TV Guide Magazine: What exactly makes comfort food so comforting? The taste? The texture?
Hall: It's the emotion. If it connects you with home and family and warm memories, it's comfort food. And every country has it. Every culture has a soothing rice dish or some version of a dumpling. In this world where there's so much bickering and fighting, food can unite us all because it's a reminder that we're not so different. [Laughs] I consider food a political statement!
TV Guide Magazine: Can we really enjoy the benefits of comfort food without the killer calories?
Hall: I'm proof of that. I grew up in the South loving all that rich food but now I make a healthier version of it. I cook my greens with smoked turkey instead of hog jowls and fatback. And I don't stew things to death and lose all the nutrients. My God, in the South you can gum down dinner without putting in your false teeth!
TV Guide Magazine: You learned all your grandmother's dishes and now you're teaching them to your mom. How'd that happen?
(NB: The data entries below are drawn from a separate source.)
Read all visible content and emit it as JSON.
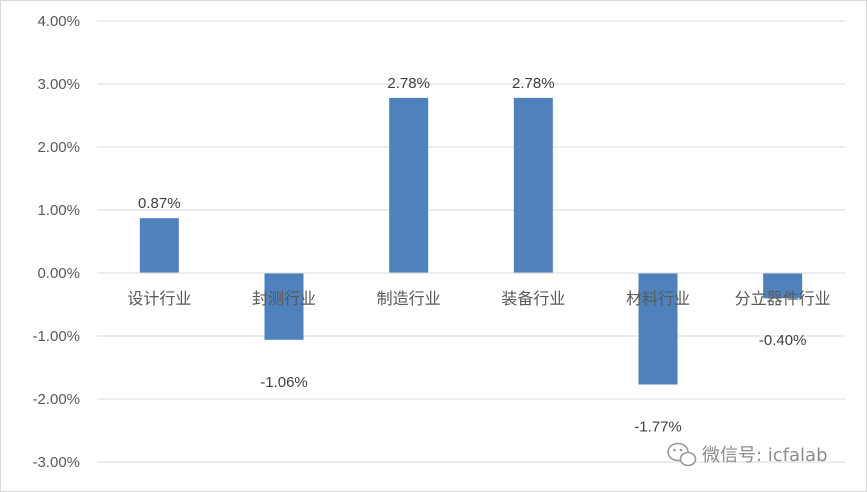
{
  "chart_data": {
    "type": "bar",
    "categories": [
      "设计行业",
      "封测行业",
      "制造行业",
      "装备行业",
      "材料行业",
      "分立器件行业"
    ],
    "values": [
      0.87,
      -1.06,
      2.78,
      2.78,
      -1.77,
      -0.4
    ],
    "data_labels": [
      "0.87%",
      "-1.06%",
      "2.78%",
      "2.78%",
      "-1.77%",
      "-0.40%"
    ],
    "y_ticks": [
      4,
      3,
      2,
      1,
      0,
      -1,
      -2,
      -3
    ],
    "y_tick_labels": [
      "4.00%",
      "3.00%",
      "2.00%",
      "1.00%",
      "0.00%",
      "-1.00%",
      "-2.00%",
      "-3.00%"
    ],
    "ylim": [
      -3,
      4
    ],
    "grid": true,
    "bar_color": "#4f81bd",
    "grid_color": "#d9d9d9"
  },
  "watermark": {
    "text": "微信号: icfalab",
    "icon": "wechat-icon"
  }
}
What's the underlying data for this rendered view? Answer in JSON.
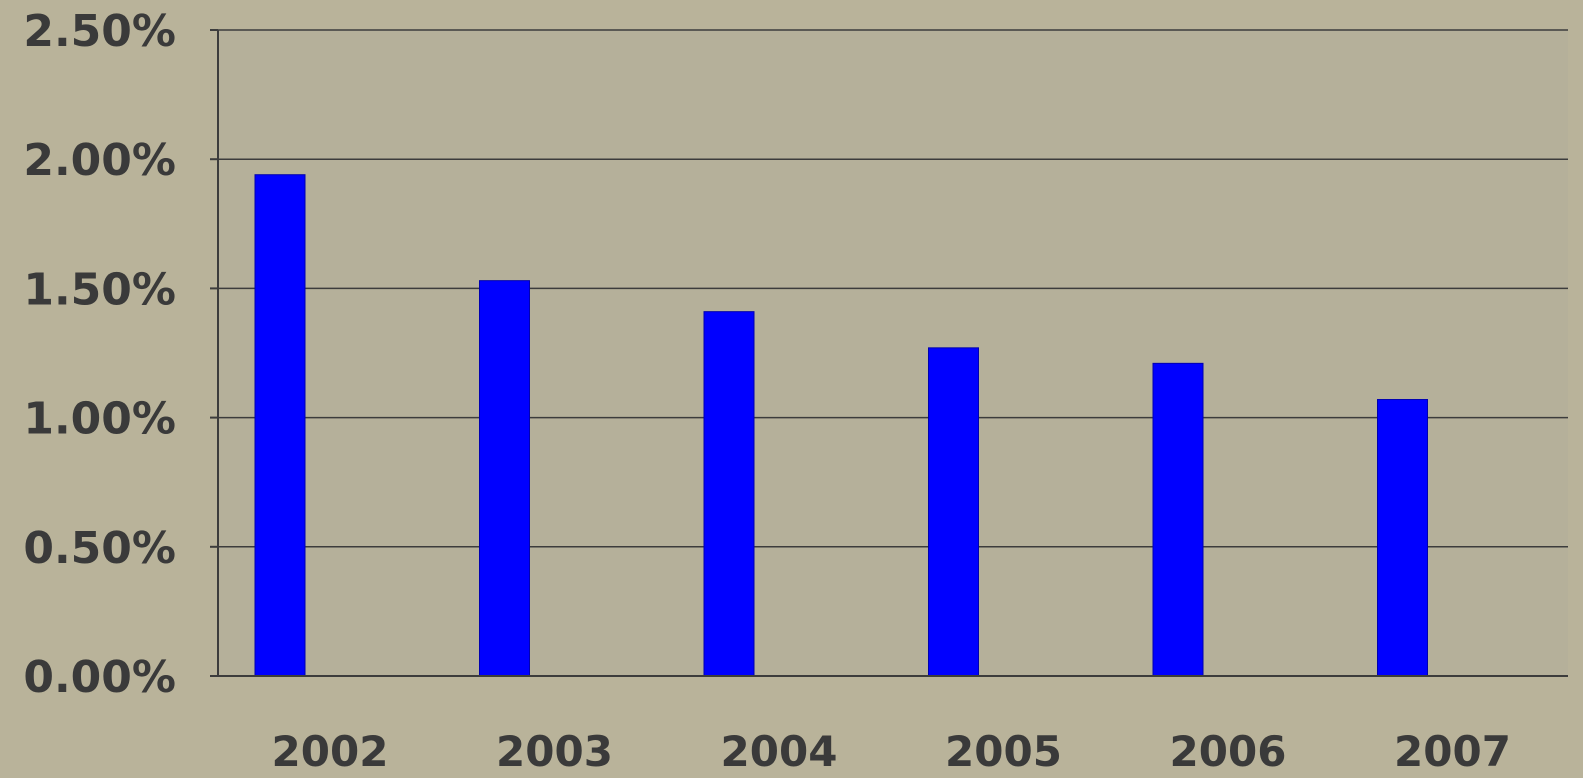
{
  "chart_data": {
    "type": "bar",
    "title": "",
    "xlabel": "",
    "ylabel": "",
    "categories": [
      "2002",
      "2003",
      "2004",
      "2005",
      "2006",
      "2007"
    ],
    "values": [
      1.94,
      1.53,
      1.41,
      1.27,
      1.21,
      1.07
    ],
    "value_unit": "%",
    "ylim": [
      0,
      2.5
    ],
    "yticks": [
      "0.00%",
      "0.50%",
      "1.00%",
      "1.50%",
      "2.00%",
      "2.50%"
    ],
    "grid": true,
    "legend": "none",
    "colors": {
      "bar": "#0000ff",
      "plot_background": "#b5b09a",
      "page_background": "#b9b39a",
      "text": "#3a3a3a",
      "grid": "#3c3c3c"
    }
  }
}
Hall: Somehow we skipped a generation! My mother is wonderfully nurturing but not interested in food. She only eats to survive and has no concept of sufficient portions. She had 30 people coming for Fourth of July dinner and came home with one bucket of chicken — like, 11 pieces! We're always trying to multiply the loaves and fishes.
TV Guide Magazine: What's your best dish? What are you terrible at?
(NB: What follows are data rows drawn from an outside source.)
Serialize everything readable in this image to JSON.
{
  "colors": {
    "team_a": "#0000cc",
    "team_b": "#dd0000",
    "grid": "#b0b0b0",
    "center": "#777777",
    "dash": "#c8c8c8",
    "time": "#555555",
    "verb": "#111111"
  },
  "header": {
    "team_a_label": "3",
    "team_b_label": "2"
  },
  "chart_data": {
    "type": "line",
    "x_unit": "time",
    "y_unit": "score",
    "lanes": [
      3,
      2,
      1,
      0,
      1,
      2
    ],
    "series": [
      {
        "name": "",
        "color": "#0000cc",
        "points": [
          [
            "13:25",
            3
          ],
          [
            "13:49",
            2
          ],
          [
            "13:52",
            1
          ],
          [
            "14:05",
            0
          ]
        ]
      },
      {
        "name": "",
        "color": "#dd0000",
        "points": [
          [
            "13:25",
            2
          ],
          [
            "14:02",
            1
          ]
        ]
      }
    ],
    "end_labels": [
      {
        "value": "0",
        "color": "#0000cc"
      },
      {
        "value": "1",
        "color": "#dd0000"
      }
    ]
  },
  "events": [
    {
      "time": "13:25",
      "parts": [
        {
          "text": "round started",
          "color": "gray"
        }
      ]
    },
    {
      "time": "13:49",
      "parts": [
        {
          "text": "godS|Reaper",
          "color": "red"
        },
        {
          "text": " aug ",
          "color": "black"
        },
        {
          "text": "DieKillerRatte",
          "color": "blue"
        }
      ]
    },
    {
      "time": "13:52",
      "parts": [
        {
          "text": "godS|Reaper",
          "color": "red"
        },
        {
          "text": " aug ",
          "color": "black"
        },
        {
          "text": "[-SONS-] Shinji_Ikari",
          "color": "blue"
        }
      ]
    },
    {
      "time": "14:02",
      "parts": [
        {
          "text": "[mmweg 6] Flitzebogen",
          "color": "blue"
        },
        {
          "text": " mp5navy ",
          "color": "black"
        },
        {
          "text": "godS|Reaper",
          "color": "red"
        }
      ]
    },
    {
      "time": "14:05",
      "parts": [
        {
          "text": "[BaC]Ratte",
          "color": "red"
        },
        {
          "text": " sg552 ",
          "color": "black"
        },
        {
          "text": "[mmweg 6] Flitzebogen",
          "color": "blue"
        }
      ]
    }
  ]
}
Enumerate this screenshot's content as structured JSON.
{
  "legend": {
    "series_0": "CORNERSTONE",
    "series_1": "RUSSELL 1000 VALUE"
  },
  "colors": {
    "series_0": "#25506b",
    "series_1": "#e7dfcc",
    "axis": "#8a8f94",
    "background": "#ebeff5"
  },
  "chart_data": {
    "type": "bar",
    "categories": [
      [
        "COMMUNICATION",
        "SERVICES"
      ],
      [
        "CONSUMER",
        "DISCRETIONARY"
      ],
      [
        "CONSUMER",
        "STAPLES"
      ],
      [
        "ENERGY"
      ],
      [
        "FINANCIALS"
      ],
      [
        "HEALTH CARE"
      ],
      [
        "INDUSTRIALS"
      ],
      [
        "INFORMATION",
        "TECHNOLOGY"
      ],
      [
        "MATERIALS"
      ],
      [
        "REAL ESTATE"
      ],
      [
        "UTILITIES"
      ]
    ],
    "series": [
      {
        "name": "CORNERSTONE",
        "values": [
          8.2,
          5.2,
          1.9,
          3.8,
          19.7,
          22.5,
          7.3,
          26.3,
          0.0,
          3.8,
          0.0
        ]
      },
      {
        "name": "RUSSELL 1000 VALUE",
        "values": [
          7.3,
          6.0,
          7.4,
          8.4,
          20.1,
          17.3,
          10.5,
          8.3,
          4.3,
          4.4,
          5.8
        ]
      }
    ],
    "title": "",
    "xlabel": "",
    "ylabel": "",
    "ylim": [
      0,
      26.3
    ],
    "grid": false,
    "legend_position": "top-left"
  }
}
Hall: Those fresh peas I made when I was competing on Top Chef — the ones [judge] Jacques Pepin went crazy for — were so simple but they made my career! People still stop me on the street and yell, "Carla, your peas, your peas!" It's crazy. I am horrible with liver and shad roe. And I wish I could learn to make a pad Thai that isn't limp and soggy.
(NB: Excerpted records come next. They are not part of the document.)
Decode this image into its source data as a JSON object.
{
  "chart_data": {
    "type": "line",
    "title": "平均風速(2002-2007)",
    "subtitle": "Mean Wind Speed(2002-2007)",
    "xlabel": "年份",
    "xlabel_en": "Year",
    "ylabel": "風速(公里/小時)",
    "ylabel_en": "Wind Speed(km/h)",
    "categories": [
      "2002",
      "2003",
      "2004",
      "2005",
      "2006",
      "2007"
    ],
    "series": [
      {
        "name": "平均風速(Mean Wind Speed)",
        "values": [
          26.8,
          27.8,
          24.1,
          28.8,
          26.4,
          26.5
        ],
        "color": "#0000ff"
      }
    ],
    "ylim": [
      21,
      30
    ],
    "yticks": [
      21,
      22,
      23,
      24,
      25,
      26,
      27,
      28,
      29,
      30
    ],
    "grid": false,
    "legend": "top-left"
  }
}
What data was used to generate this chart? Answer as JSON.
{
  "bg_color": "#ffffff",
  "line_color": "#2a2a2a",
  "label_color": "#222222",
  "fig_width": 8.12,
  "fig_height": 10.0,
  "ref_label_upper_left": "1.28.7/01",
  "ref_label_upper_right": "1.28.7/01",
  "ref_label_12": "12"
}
TV Guide Magazine: America really embraced you on Top Chef because you were just so genuinely decent and nice. Why is that so rare on these reality TV competitions?
Hall: I guess a lot of people think that being cutthroat and catty will make you a star. There are certainly other nice people on Top Chef but they tend to get weeded out rather early on. I don't think the audience wants to see bullies, especially when there's such a big anti-bullying campaign going on in our country these days. It's important to show the public, and especially the kids, that nice guys don't always finish last.
TV Guide Magazine: You've said that one needs to be in a good mood to be a good cook. Where does that leave Gordon Ramsay?
Hall: For me, preparing food is all about love and energy. The more happy and engaged you are while making a dish, the more delicious it will be, and the more healing. Like I always say, if you're not in a good mood, the only thing you should make is a reservation!